Il devrait être clair que sans distinction entre les deux royaumes dans notre vie financière, les dangers peuvent être nombreux. Dans l’évangile de prospérité, les prédicateurs confondent les bénédictions spirituelles de Dieu pour les croyants en raison de leur foi avec la prospérité du monde. Dans certaines formes de ce que nous pourrions appeler le « Christocapitalisme »2, la force dynamique du marché devient le moteur des desseins rédempteurs de Dieu dans l’histoire, et la Bible est remplacée par l’idéologie économique pour encourager une foi presque religieuse dans les mécanismes du libre marché3. D’un autre côté, du côté gauche du spectre politico-économique, de nombreux chrétiens cherchent à appliquer la logique de « l’économie divine » du don inconditionnel à l’ordre économique terrestre, dans l’espoir d’éradiquer les besoins et les conflits sociaux, et ainsi d’incarner le royaume de Christ sur terre, ou bien d’adhérer à des formes de théologie de la libération dans lesquelles la pauvreté et la justice, la richesse et la dépravation sont grossièrement assimilées4.
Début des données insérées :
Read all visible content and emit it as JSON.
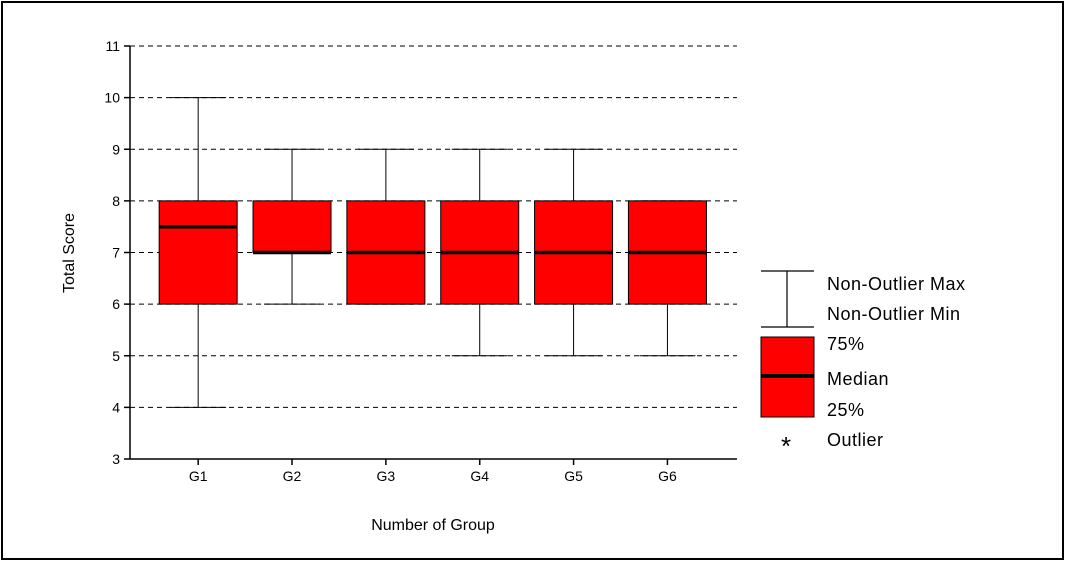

Cependant, si la distinction entre les deux royaumes est simplement confondue avec la distinction institutionnelle entre l’Église et l’État, d’autres problèmes peuvent surgir. L’anabaptisme, tant dans sa forme du XVIe siècle que dans ses récentes versions en vogue, pense que, si l’Église est le royaume spirituel, elle peut anticiper dans sa propre vie terrestre la forme du règne à venir de Christ. En conséquence, elle peut chercher à abolir la propriété privée au profit d’une communauté de biens, et devenir une économie « sans pénurie » en elle-même, avec des résultats souvent tragiques. Ou, pour de nombreux défenseurs récents de la « R2K », la doctrine est utilisée principalement pour écarter toute aspiration rédemptrice des politiques économiques de l’État, qui doit servir de gardien minimaliste de l’ordre5. Il n’est donc pas surprenant que cette utilisation du paradigme se soit avérée populaire parmi les réformés politiquement conservateurs. Plus troublant encore, il a également été utilisé pour soutenir une approche minimaliste de la charité chrétienne : les diacres distribuent la charité au sein de l’Église institutionnelle, mais ne devraient pas servir le monde extérieur6 ; et comme pour certains conservateurs, l’État ne devrait pas non plus être impliqué dans le domaine de l’aide sociale, il ne reste plus personne pour s’occuper des pauvres.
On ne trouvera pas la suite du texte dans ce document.